Notre Dame football: Stockton takes a swing a bigger role
SOUTH BEND - To this day, Tyler Stockton likes to remind anyone who will listen that he had the longest drive in what is popularly referred to as the BK Open, last August.
Stockton, a standout golfer during his boarding school days at the Hun School in Princeton, N.J., was also on the runner-up team in the casual golf competition staged during a break in Notre Dame preseason football camp.
“I think I can keep up with anybody in golf,” he said when he was asked if he was better than the man the BK Open is named after — Irish head football coach Brian Kelly. “I’m very proud of my golfing ability.”

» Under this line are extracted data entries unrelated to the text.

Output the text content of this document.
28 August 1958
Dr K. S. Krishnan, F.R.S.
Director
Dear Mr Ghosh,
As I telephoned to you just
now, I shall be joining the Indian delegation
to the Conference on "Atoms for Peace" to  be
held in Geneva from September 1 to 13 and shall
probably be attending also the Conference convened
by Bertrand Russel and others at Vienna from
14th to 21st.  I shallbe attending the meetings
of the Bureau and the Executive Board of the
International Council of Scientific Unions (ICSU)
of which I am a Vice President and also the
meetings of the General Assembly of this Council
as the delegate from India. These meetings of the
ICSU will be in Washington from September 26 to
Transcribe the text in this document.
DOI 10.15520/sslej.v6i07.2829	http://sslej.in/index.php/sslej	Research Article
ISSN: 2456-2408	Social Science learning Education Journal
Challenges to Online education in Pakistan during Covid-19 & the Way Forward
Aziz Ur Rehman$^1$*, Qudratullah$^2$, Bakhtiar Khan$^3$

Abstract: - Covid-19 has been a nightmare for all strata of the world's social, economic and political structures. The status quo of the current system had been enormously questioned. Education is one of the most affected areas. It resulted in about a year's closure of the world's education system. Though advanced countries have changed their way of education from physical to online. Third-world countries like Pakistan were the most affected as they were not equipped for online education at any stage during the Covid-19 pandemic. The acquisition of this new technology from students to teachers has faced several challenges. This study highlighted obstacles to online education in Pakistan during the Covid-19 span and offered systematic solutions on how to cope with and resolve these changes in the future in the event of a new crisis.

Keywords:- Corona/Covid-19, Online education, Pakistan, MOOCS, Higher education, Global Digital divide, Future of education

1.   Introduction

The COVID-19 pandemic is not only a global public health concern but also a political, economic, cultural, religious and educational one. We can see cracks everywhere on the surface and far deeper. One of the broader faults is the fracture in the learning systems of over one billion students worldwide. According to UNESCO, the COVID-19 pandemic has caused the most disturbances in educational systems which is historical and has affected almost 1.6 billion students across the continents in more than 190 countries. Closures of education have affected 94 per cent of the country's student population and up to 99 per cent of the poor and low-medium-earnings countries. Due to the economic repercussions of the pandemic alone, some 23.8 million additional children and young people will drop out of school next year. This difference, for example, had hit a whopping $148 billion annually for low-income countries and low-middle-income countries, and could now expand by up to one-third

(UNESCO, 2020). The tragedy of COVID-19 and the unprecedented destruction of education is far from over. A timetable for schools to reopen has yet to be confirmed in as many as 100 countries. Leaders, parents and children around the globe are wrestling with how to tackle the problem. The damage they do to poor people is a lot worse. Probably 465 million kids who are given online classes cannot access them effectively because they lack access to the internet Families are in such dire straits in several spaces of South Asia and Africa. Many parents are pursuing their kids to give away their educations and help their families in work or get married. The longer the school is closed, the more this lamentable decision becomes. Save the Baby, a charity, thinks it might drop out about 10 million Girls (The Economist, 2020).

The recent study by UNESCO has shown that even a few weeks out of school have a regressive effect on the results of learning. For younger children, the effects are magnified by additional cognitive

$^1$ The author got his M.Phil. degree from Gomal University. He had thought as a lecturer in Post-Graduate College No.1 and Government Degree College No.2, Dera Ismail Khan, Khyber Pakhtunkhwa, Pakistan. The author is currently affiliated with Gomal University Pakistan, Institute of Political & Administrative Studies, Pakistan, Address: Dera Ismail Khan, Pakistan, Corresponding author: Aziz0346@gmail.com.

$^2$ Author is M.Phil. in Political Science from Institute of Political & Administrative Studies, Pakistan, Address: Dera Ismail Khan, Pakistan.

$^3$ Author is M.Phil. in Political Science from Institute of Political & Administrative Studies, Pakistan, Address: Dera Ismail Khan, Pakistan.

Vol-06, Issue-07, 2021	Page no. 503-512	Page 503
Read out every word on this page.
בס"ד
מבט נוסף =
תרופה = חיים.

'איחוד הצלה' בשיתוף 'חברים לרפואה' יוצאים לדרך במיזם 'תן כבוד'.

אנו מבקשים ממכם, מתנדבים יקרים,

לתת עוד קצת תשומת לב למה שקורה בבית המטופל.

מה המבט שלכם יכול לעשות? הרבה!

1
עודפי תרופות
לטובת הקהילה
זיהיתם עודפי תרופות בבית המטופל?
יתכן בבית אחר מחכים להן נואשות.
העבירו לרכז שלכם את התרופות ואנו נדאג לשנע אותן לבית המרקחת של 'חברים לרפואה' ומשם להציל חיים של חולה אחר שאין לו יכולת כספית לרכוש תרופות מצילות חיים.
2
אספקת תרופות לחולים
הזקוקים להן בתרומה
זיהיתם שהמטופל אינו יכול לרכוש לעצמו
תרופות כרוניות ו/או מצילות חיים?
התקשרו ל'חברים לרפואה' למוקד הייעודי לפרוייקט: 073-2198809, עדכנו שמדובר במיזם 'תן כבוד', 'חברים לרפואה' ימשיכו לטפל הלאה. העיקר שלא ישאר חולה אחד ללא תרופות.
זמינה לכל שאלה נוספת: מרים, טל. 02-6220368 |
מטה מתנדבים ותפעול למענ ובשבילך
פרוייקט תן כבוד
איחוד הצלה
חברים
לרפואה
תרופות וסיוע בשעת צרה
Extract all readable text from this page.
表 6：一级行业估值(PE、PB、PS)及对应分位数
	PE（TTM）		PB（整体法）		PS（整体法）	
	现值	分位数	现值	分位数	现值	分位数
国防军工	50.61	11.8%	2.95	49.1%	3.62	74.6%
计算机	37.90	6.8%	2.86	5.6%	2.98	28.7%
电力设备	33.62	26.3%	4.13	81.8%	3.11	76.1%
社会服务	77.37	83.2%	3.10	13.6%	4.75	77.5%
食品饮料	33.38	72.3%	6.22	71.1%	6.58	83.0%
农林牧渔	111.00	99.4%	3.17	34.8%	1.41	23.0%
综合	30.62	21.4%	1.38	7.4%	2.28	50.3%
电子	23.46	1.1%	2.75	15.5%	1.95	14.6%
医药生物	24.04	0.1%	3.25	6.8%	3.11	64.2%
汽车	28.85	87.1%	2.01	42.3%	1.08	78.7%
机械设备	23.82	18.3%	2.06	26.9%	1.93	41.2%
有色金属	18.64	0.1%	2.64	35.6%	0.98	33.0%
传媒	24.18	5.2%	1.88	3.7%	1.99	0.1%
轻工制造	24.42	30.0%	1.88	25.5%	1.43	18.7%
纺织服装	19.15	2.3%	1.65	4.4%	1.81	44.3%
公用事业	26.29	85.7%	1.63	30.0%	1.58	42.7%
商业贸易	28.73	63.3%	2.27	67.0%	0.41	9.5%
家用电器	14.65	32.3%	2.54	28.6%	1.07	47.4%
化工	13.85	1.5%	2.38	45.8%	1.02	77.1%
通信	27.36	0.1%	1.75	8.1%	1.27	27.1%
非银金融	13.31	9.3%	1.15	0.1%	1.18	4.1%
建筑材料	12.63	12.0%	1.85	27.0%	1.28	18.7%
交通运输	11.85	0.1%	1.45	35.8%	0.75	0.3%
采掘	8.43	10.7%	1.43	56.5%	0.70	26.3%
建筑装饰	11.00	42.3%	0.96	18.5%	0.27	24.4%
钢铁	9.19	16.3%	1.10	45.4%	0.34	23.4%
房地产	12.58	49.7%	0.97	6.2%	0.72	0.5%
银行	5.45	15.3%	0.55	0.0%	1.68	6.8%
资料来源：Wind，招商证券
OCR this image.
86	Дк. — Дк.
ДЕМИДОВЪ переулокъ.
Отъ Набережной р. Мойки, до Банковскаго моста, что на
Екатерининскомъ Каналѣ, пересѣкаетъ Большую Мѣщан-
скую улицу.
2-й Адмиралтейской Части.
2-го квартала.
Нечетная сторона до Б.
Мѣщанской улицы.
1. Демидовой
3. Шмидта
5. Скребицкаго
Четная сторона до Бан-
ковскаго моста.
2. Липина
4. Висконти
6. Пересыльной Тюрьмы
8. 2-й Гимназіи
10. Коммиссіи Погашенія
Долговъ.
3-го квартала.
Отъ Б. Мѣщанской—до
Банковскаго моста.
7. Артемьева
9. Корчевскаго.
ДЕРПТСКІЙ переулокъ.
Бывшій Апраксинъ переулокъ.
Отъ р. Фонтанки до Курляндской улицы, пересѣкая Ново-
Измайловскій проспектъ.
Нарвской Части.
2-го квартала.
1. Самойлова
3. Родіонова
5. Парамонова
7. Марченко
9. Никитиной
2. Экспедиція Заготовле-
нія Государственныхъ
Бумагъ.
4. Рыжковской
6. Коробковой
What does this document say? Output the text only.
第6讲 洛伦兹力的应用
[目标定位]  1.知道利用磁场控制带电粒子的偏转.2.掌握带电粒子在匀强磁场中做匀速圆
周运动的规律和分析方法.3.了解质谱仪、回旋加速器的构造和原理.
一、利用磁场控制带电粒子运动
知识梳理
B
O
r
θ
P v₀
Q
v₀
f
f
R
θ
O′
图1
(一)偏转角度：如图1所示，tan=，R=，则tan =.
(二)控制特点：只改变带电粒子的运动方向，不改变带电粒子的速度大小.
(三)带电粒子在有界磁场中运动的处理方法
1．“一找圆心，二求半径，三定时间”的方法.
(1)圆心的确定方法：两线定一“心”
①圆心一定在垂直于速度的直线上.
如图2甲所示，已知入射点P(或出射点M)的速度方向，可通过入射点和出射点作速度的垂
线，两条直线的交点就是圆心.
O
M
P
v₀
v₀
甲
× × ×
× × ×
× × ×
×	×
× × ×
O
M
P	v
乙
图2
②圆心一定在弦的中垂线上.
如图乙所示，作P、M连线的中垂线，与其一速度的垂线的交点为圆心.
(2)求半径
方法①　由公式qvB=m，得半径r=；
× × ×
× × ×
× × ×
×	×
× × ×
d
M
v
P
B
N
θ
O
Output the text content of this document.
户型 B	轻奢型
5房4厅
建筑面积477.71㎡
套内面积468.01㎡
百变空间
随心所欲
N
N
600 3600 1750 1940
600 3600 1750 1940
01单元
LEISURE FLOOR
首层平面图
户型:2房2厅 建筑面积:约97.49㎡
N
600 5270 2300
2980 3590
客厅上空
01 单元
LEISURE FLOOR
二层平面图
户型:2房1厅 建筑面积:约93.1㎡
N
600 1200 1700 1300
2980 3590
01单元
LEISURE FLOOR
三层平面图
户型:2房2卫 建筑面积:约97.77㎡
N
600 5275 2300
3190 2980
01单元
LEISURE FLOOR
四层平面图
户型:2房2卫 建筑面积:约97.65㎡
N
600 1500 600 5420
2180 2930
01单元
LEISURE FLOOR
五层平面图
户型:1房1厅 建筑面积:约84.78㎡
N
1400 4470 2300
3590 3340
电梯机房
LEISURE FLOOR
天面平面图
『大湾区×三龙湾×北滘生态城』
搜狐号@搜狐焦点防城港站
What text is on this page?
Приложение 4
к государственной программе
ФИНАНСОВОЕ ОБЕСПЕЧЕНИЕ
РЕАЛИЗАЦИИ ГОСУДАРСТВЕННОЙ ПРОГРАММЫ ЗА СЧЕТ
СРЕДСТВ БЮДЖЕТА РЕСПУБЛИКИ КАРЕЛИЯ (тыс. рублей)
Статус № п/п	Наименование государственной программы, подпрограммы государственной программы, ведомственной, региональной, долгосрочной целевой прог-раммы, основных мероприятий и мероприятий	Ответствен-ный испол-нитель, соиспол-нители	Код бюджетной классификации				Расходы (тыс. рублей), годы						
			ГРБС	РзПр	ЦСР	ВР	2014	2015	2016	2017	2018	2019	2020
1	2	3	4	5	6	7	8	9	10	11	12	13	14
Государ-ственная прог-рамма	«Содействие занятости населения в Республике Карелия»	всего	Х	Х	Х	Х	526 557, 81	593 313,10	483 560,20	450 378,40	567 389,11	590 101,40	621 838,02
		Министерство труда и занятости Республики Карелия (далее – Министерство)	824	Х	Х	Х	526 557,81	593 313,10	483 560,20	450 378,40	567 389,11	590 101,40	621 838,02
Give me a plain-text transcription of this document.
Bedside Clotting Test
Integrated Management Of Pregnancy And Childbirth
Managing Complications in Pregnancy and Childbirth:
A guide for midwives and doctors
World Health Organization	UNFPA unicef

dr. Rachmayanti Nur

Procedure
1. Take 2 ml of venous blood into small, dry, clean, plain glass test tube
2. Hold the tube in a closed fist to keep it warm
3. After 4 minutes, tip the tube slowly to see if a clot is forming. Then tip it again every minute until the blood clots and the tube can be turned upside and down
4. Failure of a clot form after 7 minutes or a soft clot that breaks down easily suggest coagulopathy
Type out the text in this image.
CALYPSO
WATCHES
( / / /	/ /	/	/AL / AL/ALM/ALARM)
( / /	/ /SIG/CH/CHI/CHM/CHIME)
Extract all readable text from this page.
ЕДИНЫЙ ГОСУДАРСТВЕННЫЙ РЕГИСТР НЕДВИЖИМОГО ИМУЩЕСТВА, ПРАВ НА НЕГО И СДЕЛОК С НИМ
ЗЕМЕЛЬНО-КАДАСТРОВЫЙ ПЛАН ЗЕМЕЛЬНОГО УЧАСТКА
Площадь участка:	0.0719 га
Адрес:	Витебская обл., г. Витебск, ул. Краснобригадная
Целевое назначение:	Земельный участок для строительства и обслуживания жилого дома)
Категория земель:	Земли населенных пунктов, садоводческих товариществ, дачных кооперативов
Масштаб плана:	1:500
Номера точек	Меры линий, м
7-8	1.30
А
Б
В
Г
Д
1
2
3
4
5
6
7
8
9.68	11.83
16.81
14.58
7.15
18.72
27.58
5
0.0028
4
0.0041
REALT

Until the frenetic closing minutes of ND’s 38-34 survival of Navy on Saturday, the 5-foot-11, 284-pound, fifth-year senior ‘s golf prowess was sort of the highlight of his Irish football career.
With the Midshipmen driving for the winning score and starter Louis Nix out with a knee injury and understudy Kona Schwenke’s monster relief appearance ending with a high ankle sprain, Stockton was thrust into the first meaningful snaps of his career.
Not that he has experienced a bunch of unmeaningful snaps. Stockton’s career line reads two tackles, and he didn’t play at all in 2009, 2011 or 2012.
“If I go into the game, I’m not going to be out of position,” he said.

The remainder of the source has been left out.